Nous voyons donc bien que ton assertion selon laquelle le mot "catholique" (qui vient du grec "καθολικὴν" et signifie "universel") aurait été adjoint par les Catholiques à l'Église fondée par Notre-Seigneur Jésus-Christ, est parfaitement fausse !


Mais ce n'est pas tout :

Je pense également que les Orthodoxes (peut-être me confirmeras-tu ou m'infirmeras-tu ?...) croient, comme nous, que l'Église fondée par Notre-Seigneur Jésus-Christ est nécessairement Une (seule et unique).
Or, pour qu'elle ne soit effectivement qu'Une, il est nécessaire qu'elle ne possède sur terre (hormis son divin Chef qui est, depuis l'Ascension, au ciel, et est la véritable Tête de Son Corps mystique qui est l'Église) qu'un seul chef, Vicaire de Notre-Seigneur Jésus-Christ : un seul Pape pour développer explicitement si besoin et d'une manière homogène et harmonieuse la doctrine contenue implicitement dans la Révélation originelle faite par Notre-Seigneur Jésus-Christ Lui-même. Il est donc nécessaire qu'elle soit "monocéphale", si je puis m'exprimer ainsi. Or, les Églises dites orthodoxes (grecque, de Constantinople, d'Alexandrie, d'Antioche, de Jérusalem, de Géorgie ou russe, de Chypre, etc.) sont toutes autocéphales.
Il s'ensuit que ce qu'on appelle l'Église orthodoxe, n'est donc pas Une mais multiple puisque "polycéphale"et de ce fait, elle n'existe pas en tant que telle mais il n'existe que plusieurs Églises dites orthodoxes.
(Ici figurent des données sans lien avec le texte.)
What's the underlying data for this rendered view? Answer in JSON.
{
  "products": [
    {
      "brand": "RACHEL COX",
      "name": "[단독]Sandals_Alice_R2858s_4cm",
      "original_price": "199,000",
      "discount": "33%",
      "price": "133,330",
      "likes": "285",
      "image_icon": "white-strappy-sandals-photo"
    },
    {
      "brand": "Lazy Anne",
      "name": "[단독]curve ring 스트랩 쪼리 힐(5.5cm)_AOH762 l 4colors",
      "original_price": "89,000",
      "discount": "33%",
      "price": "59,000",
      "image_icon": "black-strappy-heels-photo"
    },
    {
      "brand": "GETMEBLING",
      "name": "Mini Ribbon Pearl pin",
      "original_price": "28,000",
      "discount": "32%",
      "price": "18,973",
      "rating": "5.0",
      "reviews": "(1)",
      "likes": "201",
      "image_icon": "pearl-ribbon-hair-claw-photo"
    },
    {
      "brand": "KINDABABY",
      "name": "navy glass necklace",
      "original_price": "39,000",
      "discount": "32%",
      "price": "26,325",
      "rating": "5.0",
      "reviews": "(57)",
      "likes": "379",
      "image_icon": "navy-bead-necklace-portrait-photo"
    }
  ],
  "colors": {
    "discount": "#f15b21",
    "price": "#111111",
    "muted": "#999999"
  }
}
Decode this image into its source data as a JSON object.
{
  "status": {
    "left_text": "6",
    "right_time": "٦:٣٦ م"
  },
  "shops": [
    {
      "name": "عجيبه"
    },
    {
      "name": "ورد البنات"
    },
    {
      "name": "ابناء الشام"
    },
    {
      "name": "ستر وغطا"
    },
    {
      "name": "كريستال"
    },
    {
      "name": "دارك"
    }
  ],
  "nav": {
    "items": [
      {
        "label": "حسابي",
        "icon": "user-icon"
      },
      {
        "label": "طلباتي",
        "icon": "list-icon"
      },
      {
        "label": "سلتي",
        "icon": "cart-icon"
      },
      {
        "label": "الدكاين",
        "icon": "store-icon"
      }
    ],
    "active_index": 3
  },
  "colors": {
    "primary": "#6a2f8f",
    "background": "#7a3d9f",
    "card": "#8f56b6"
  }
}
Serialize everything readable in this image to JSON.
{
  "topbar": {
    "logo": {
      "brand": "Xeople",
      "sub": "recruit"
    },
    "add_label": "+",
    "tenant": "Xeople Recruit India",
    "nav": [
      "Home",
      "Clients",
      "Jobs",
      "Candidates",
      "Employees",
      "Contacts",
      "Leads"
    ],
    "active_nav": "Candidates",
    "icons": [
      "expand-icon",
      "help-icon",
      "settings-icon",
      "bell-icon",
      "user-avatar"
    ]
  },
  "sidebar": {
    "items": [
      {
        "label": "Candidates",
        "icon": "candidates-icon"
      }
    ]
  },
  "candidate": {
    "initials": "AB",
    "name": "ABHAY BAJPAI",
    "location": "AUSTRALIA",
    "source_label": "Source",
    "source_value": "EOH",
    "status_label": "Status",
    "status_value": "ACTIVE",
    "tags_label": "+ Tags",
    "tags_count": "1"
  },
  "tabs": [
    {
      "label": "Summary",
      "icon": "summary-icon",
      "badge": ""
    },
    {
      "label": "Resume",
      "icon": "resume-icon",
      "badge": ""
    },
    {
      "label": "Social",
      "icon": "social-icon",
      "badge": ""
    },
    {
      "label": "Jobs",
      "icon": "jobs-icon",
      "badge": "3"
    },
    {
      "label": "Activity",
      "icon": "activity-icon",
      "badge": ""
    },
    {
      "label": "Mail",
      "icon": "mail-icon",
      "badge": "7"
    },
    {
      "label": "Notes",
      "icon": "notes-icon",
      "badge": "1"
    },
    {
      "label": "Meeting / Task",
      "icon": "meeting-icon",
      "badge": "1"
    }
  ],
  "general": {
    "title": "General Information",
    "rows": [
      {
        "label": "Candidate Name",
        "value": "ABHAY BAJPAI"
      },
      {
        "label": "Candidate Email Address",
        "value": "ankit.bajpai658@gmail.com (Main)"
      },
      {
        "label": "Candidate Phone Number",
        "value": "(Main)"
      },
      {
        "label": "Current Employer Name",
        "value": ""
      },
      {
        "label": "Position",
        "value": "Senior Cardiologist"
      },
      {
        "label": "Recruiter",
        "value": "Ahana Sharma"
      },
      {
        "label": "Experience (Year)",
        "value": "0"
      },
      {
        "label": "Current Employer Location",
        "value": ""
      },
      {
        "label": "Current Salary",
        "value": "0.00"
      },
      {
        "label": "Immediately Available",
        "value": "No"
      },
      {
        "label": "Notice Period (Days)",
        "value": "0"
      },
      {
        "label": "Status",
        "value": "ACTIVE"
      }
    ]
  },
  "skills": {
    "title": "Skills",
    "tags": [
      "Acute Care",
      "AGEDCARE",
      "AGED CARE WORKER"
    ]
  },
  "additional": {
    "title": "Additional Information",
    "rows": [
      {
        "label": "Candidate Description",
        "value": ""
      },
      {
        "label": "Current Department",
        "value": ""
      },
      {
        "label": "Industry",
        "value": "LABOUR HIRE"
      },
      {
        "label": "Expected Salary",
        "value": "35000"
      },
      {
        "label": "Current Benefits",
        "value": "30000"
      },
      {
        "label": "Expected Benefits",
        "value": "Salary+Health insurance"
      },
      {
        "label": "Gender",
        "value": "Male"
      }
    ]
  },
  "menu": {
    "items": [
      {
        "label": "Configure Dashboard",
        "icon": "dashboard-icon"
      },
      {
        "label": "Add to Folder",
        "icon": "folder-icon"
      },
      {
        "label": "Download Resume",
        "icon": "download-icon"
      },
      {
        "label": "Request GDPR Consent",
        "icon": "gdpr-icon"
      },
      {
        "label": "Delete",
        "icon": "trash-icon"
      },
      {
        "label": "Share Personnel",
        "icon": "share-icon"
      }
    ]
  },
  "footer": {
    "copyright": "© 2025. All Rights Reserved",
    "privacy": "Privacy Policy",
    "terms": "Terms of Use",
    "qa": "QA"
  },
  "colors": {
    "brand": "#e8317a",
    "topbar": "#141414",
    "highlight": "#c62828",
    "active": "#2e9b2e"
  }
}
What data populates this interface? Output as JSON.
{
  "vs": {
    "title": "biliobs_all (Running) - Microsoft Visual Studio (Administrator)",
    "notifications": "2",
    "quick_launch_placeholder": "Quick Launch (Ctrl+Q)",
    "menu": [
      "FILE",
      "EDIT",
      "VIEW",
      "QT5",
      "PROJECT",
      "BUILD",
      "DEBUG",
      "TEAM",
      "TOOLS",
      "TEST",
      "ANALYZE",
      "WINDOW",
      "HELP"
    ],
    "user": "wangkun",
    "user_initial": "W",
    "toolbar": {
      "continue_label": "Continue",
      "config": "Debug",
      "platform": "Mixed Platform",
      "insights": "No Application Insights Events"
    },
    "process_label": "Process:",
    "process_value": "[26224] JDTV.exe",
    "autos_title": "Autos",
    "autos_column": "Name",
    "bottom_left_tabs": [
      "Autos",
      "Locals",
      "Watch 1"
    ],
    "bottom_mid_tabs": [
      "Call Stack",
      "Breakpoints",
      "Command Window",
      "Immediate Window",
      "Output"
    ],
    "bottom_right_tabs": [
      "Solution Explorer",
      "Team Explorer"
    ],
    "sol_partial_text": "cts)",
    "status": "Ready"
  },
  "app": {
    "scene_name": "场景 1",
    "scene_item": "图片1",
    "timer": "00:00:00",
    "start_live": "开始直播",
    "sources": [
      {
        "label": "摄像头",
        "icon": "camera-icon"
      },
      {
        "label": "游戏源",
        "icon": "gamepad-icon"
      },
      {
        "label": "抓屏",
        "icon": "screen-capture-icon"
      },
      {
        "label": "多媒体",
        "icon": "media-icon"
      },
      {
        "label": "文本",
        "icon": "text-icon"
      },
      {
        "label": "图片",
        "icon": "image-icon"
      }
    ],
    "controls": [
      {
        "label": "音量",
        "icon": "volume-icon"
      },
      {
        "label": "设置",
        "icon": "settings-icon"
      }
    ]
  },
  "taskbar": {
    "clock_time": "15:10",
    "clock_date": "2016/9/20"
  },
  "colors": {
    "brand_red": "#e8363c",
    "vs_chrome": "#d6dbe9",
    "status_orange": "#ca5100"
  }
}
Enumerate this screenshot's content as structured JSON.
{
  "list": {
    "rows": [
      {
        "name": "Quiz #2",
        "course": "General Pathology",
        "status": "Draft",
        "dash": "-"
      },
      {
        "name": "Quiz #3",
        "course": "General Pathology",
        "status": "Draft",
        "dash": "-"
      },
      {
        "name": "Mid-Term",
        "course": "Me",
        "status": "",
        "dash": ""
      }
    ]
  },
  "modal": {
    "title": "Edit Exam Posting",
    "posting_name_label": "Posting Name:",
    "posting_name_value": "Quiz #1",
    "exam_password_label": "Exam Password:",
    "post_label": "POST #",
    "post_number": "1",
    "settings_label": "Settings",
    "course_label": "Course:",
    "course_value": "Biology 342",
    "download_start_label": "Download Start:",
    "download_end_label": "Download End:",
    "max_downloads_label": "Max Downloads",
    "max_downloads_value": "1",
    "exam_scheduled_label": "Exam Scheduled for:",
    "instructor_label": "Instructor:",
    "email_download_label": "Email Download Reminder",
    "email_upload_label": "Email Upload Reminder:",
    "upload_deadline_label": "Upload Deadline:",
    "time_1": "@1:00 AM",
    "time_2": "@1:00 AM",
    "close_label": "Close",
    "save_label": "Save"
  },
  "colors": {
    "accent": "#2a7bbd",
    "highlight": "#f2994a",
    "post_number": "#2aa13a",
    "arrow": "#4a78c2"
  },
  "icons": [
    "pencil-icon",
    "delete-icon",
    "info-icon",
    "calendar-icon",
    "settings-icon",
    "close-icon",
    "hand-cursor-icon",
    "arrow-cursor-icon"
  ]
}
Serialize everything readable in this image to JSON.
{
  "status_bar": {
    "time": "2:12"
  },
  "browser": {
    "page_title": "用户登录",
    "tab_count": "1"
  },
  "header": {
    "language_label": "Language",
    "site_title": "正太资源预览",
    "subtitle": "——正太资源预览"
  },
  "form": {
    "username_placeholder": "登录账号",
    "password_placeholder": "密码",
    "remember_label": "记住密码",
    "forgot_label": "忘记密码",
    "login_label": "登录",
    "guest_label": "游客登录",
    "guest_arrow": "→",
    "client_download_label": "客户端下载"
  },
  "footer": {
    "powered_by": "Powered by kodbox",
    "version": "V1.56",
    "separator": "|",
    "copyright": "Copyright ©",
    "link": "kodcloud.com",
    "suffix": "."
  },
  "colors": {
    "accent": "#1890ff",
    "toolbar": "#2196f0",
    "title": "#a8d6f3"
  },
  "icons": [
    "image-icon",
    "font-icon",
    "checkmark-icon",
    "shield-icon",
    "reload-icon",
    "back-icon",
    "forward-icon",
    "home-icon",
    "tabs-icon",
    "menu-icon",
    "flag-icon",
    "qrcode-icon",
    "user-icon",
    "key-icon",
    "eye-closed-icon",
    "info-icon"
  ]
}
Par ailleurs, comme on le voit dans plusieurs endroits des Évangiles, notamment en St Jean, XX, 4 à 6 et 8 (St Jean s'efface devant St Pierre), tous les Apôtres ont toujours reconnu la primauté de Pierre à qui (et à lui seul) Jésus à dit "tu es Pierre et sur cette pierre je bâtirai mon Église [...] je te donnerai les clés du royaume des cieux ; et tout ce que tu lieras sur la terre sera aussi lié dans les cieux et tout ce que tu délieras sur la terre sera aussi délié dans les cieux" (St Matt., XVI, 18-19) ; "Pais mes agneaux ; Pais mes agneaux ; Pais mes brebis" (Ses brebis : les mères de Ses agneaux, c'est-à-dire les Évêques, tous les autres Évêques – St Jean, XXI, 15 à 17).
C'est pourquoi, dans l'Église on a toujours cru à l'infaillibilité (dans l'enseignement de la doctrine religieuse et de la morale) de Pierre et de ses successeurs les véritables Papes et qui n'y croit pas est dans l'hérésie.
Or, ceux qui se disent "orthodoxes" n'y croient pas !
Ils ne sont donc pas, en réalité, "orthodoxes" mais hétérodoxes malgré le nom qu'ils se donnent, hétérodoxes, c'est-à-dire dans l'hérésie...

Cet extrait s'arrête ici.